Every model in our gallery represents hundreds of hours of research, design, and hand-assembly. Rather than speculative replicas, these machines are built from precise geometric studies and codex notes, allowing visitors to experience Leonardo’s ideas in motion just as he intended.

– The Leonardo da Vinci Museum of North America

Flight &Imagination

Early concepts that predicted modern aviation principles

Mechanisms you can examine up close
In this section of the museum, visitors can explore reconstructions of Leonardo’s gliders, air screws, wing mechanisms, and lift experiments. Each model reveals the trial-and-error thinking behind his attempts to solve one of history’s oldest dreams: human flight. These are tactile machines built by the Artisans of Florence, using materials Leonardo himself would have recognized, such as wood, rope, canvas, and iron.

Machines & Robotics

Gears, cams, cranks, pulleys, and motion studies

Hands-on displays that show how movement works
This gallery features working reconstructions of Leonardo’s mechanical systems, each made by the Artisans of Florence using period tools and historically accurate joinery.
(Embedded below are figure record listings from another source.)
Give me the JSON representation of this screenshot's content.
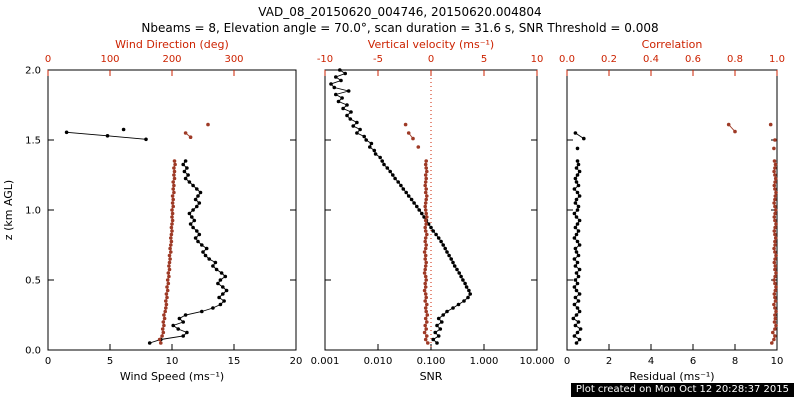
{
  "title": "VAD_08_20150620_004746, 20150620.004804",
  "subtitle": "Nbeams = 8, Elevation angle = 70.0°, scan duration = 31.6 s, SNR Threshold = 0.008",
  "stamp": "Plot created on Mon Oct 12 20:28:37 2015",
  "colors": {
    "black": "#000000",
    "red_axis": "#cc2200",
    "red_series": "#9e3a26"
  },
  "z_profile": [
    0.05,
    0.075,
    0.1,
    0.125,
    0.15,
    0.175,
    0.2,
    0.225,
    0.25,
    0.275,
    0.3,
    0.325,
    0.35,
    0.375,
    0.4,
    0.425,
    0.45,
    0.475,
    0.5,
    0.525,
    0.55,
    0.575,
    0.6,
    0.625,
    0.65,
    0.675,
    0.7,
    0.725,
    0.75,
    0.775,
    0.8,
    0.825,
    0.85,
    0.875,
    0.9,
    0.925,
    0.95,
    0.975,
    1.0,
    1.025,
    1.05,
    1.075,
    1.1,
    1.125,
    1.15,
    1.175,
    1.2,
    1.225,
    1.25,
    1.275,
    1.3,
    1.325,
    1.35
  ],
  "chart_data": [
    {
      "type": "scatter",
      "panel": "wind",
      "ylabel": "z (km AGL)",
      "ylim": [
        0.0,
        2.0
      ],
      "yticks": [
        0.0,
        0.5,
        1.0,
        1.5,
        2.0
      ],
      "ytick_labels": [
        "0.0",
        "0.5",
        "1.0",
        "1.5",
        "2.0"
      ],
      "show_ytick_labels": true,
      "bottom_axis": {
        "label": "Wind Speed (ms⁻¹)",
        "lim": [
          0,
          20
        ],
        "ticks": [
          0,
          5,
          10,
          15,
          20
        ],
        "tick_labels": [
          "0",
          "5",
          "10",
          "15",
          "20"
        ]
      },
      "top_axis": {
        "label": "Wind Direction (deg)",
        "lim": [
          0,
          400
        ],
        "ticks": [
          0,
          100,
          200,
          300
        ],
        "tick_labels": [
          "0",
          "100",
          "200",
          "300"
        ]
      },
      "series": [
        {
          "name": "wind-speed",
          "axis": "bottom",
          "color": "black",
          "connect": true,
          "z": "profile",
          "x": [
            8.2,
            9.1,
            10.9,
            11.2,
            10.5,
            10.1,
            10.9,
            10.6,
            11.1,
            12.4,
            13.3,
            13.9,
            14.2,
            13.8,
            14.1,
            14.4,
            14.1,
            13.7,
            13.9,
            14.3,
            14.0,
            13.6,
            13.3,
            13.5,
            13.0,
            12.7,
            12.5,
            12.8,
            12.4,
            12.1,
            11.9,
            12.2,
            12.0,
            11.7,
            11.5,
            11.8,
            11.6,
            11.4,
            11.7,
            12.0,
            12.2,
            11.9,
            12.1,
            12.3,
            12.0,
            11.7,
            11.4,
            11.1,
            11.3,
            11.0,
            11.2,
            10.9,
            11.1
          ]
        },
        {
          "name": "wind-direction",
          "axis": "top",
          "color": "red",
          "connect": true,
          "z": "profile",
          "x": [
            182,
            180,
            184,
            186,
            185,
            187,
            186,
            188,
            187,
            189,
            190,
            191,
            190,
            192,
            191,
            193,
            192,
            194,
            193,
            195,
            194,
            196,
            195,
            196,
            197,
            196,
            198,
            197,
            198,
            199,
            198,
            199,
            200,
            199,
            200,
            201,
            200,
            201,
            200,
            202,
            201,
            202,
            201,
            203,
            202,
            203,
            202,
            204,
            203,
            204,
            203,
            205,
            204
          ]
        },
        {
          "name": "wind-speed-upper",
          "axis": "bottom",
          "color": "black",
          "connect": true,
          "z": [
            1.555,
            1.53,
            1.505
          ],
          "x": [
            1.5,
            4.8,
            7.9
          ]
        },
        {
          "name": "wind-speed-upper-isolated",
          "axis": "bottom",
          "color": "black",
          "connect": false,
          "z": [
            1.575
          ],
          "x": [
            6.1
          ]
        },
        {
          "name": "wind-direction-upper",
          "axis": "top",
          "color": "red",
          "connect": true,
          "z": [
            1.55,
            1.52
          ],
          "x": [
            222,
            230
          ]
        },
        {
          "name": "wind-direction-upper-isolated",
          "axis": "top",
          "color": "red",
          "connect": false,
          "z": [
            1.61
          ],
          "x": [
            258
          ]
        }
      ]
    },
    {
      "type": "scatter",
      "panel": "snr",
      "ylim": [
        0.0,
        2.0
      ],
      "yticks": [
        0.0,
        0.5,
        1.0,
        1.5,
        2.0
      ],
      "ytick_labels": [
        "0.0",
        "0.5",
        "1.0",
        "1.5",
        "2.0"
      ],
      "show_ytick_labels": false,
      "bottom_axis": {
        "label": "SNR",
        "scale": "log",
        "lim": [
          0.001,
          10
        ],
        "ticks": [
          0.001,
          0.01,
          0.1,
          1,
          10
        ],
        "tick_labels": [
          "0.001",
          "0.010",
          "0.100",
          "1.000",
          "10.000"
        ]
      },
      "top_axis": {
        "label": "Vertical velocity (ms⁻¹)",
        "lim": [
          -10,
          10
        ],
        "ticks": [
          -10,
          -5,
          0,
          5,
          10
        ],
        "tick_labels": [
          "-10",
          "-5",
          "0",
          "5",
          "10"
        ]
      },
      "ref_line": {
        "axis": "top",
        "value": 0,
        "style": "dotted"
      },
      "series": [
        {
          "name": "snr",
          "axis": "bottom",
          "color": "black",
          "connect": true,
          "z": "profile",
          "x": [
            0.13,
            0.11,
            0.14,
            0.12,
            0.15,
            0.13,
            0.16,
            0.14,
            0.17,
            0.2,
            0.26,
            0.33,
            0.42,
            0.5,
            0.55,
            0.52,
            0.47,
            0.44,
            0.4,
            0.37,
            0.34,
            0.31,
            0.28,
            0.26,
            0.24,
            0.22,
            0.2,
            0.185,
            0.17,
            0.155,
            0.14,
            0.125,
            0.11,
            0.1,
            0.09,
            0.082,
            0.074,
            0.067,
            0.06,
            0.054,
            0.048,
            0.043,
            0.038,
            0.034,
            0.03,
            0.027,
            0.024,
            0.021,
            0.019,
            0.017,
            0.015,
            0.013,
            0.012
          ]
        },
        {
          "name": "snr-upper",
          "axis": "bottom",
          "color": "black",
          "connect": true,
          "z": [
            1.375,
            1.4,
            1.425,
            1.45,
            1.475,
            1.5,
            1.525,
            1.55,
            1.575,
            1.6,
            1.625,
            1.65,
            1.675,
            1.7,
            1.725,
            1.75,
            1.775,
            1.8,
            1.825,
            1.85,
            1.875,
            1.9,
            1.925,
            1.95,
            1.975,
            2.0
          ],
          "x": [
            0.011,
            0.009,
            0.0085,
            0.007,
            0.0075,
            0.006,
            0.0055,
            0.004,
            0.0046,
            0.0034,
            0.004,
            0.003,
            0.0026,
            0.0031,
            0.0022,
            0.0026,
            0.0018,
            0.0021,
            0.0016,
            0.0028,
            0.0015,
            0.0013,
            0.002,
            0.0016,
            0.0024,
            0.0019
          ]
        },
        {
          "name": "vertical-velocity",
          "axis": "top",
          "color": "red",
          "connect": true,
          "z": "profile",
          "x": [
            -0.3,
            -0.5,
            -0.4,
            -0.6,
            -0.45,
            -0.55,
            -0.4,
            -0.5,
            -0.35,
            -0.45,
            -0.5,
            -0.4,
            -0.55,
            -0.45,
            -0.5,
            -0.6,
            -0.5,
            -0.55,
            -0.45,
            -0.5,
            -0.6,
            -0.55,
            -0.5,
            -0.45,
            -0.55,
            -0.5,
            -0.6,
            -0.5,
            -0.45,
            -0.55,
            -0.5,
            -0.4,
            -0.5,
            -0.55,
            -0.45,
            -0.5,
            -0.4,
            -0.45,
            -0.5,
            -0.55,
            -0.5,
            -0.45,
            -0.4,
            -0.5,
            -0.45,
            -0.55,
            -0.5,
            -0.45,
            -0.5,
            -0.4,
            -0.45,
            -0.5,
            -0.45
          ]
        },
        {
          "name": "vertical-velocity-upper",
          "axis": "top",
          "color": "red",
          "connect": true,
          "z": [
            1.55,
            1.51
          ],
          "x": [
            -2.1,
            -1.7
          ]
        },
        {
          "name": "vertical-velocity-upper-isolated",
          "axis": "top",
          "color": "red",
          "connect": false,
          "z": [
            1.45,
            1.61
          ],
          "x": [
            -1.2,
            -2.4
          ]
        }
      ]
    },
    {
      "type": "scatter",
      "panel": "residual",
      "ylim": [
        0.0,
        2.0
      ],
      "yticks": [
        0.0,
        0.5,
        1.0,
        1.5,
        2.0
      ],
      "ytick_labels": [
        "0.0",
        "0.5",
        "1.0",
        "1.5",
        "2.0"
      ],
      "show_ytick_labels": false,
      "bottom_axis": {
        "label": "Residual (ms⁻¹)",
        "lim": [
          0,
          10
        ],
        "ticks": [
          0,
          2,
          4,
          6,
          8,
          10
        ],
        "tick_labels": [
          "0",
          "2",
          "4",
          "6",
          "8",
          "10"
        ]
      },
      "top_axis": {
        "label": "Correlation",
        "lim": [
          0,
          1
        ],
        "ticks": [
          0,
          0.2,
          0.4,
          0.6,
          0.8,
          1.0
        ],
        "tick_labels": [
          "0.0",
          "0.2",
          "0.4",
          "0.6",
          "0.8",
          "1.0"
        ]
      },
      "series": [
        {
          "name": "residual",
          "axis": "bottom",
          "color": "black",
          "connect": true,
          "z": "profile",
          "x": [
            0.45,
            0.6,
            0.35,
            0.5,
            0.65,
            0.4,
            0.55,
            0.3,
            0.45,
            0.6,
            0.5,
            0.35,
            0.55,
            0.4,
            0.6,
            0.45,
            0.35,
            0.5,
            0.4,
            0.55,
            0.45,
            0.6,
            0.4,
            0.5,
            0.35,
            0.55,
            0.45,
            0.4,
            0.6,
            0.5,
            0.35,
            0.45,
            0.55,
            0.4,
            0.5,
            0.6,
            0.45,
            0.35,
            0.5,
            0.55,
            0.4,
            0.45,
            0.6,
            0.5,
            0.35,
            0.55,
            0.45,
            0.4,
            0.5,
            0.6,
            0.45,
            0.55,
            0.5
          ]
        },
        {
          "name": "residual-upper",
          "axis": "bottom",
          "color": "black",
          "connect": true,
          "z": [
            1.55,
            1.51
          ],
          "x": [
            0.4,
            0.8
          ]
        },
        {
          "name": "residual-upper-isolated",
          "axis": "bottom",
          "color": "black",
          "connect": false,
          "z": [
            1.44
          ],
          "x": [
            0.5
          ]
        },
        {
          "name": "correlation",
          "axis": "top",
          "color": "red",
          "connect": true,
          "z": "profile",
          "x": [
            0.975,
            0.985,
            0.99,
            0.98,
            0.99,
            0.995,
            0.988,
            0.992,
            0.99,
            0.995,
            0.99,
            0.985,
            0.993,
            0.99,
            0.987,
            0.992,
            0.995,
            0.99,
            0.986,
            0.991,
            0.995,
            0.99,
            0.992,
            0.987,
            0.991,
            0.995,
            0.99,
            0.986,
            0.991,
            0.99,
            0.994,
            0.99,
            0.987,
            0.991,
            0.995,
            0.99,
            0.987,
            0.991,
            0.994,
            0.99,
            0.986,
            0.99,
            0.992,
            0.995,
            0.99,
            0.987,
            0.991,
            0.994,
            0.99,
            0.986,
            0.99,
            0.993,
            0.988
          ]
        },
        {
          "name": "correlation-upper",
          "axis": "top",
          "color": "red",
          "connect": true,
          "z": [
            1.61,
            1.56
          ],
          "x": [
            0.77,
            0.8
          ]
        },
        {
          "name": "correlation-upper-isolated",
          "axis": "top",
          "color": "red",
          "connect": false,
          "z": [
            1.61,
            1.5,
            1.44
          ],
          "x": [
            0.97,
            0.99,
            0.985
          ]
        }
      ]
    }
  ]
}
Visitors can see how gears interlock, how cams translate motion, and how simple mechanics can create elaborate sequences of movement.

Igniting curiosity, encouraging exploration, and inspiring creativity.


Water & Power

Motion, flow, and the force of nature

Early concepts of irrigation and industrial water systems
Water fascinated Leonardo. He studied rivers, currents, pressure, and flow patterns with the same intensity he applied to anatomy and mechanics. His notebooks contain waterwheels, pumps, dredges, turbines, and devices designed to harness the natural power of movement.

In this exhibit area, visitors can interact with machines that demonstrate hydraulic principles Leonardo documented over 500 years ago. Many of these mechanisms — including centrifugal pumps, Archimedean-style devices, and geared waterwheels — laid the groundwork for later industrial engineering.

The Human Body as Machine

Muscle motion, balance, and biomechanics

To Leonardo, the human body was a masterpiece of mechanics. He dissected muscles, mapped tendons, measured bone lengths, and compared biological structures to gears, levers, and pulleys. His anatomical drawings were engineering studies of how the body generates power, balance, and motion.

In this gallery, visitors can explore models inspired by Leonardo’s anatomical observations, including muscle-motion demonstrations, joint mechanisms, and structural studies that reveal the body’s natural engineering. These exhibits offer a rare look at how Leonardo blended artistic sensitivity with mechanical analysis, treating the body as both a living system and an intricate machine.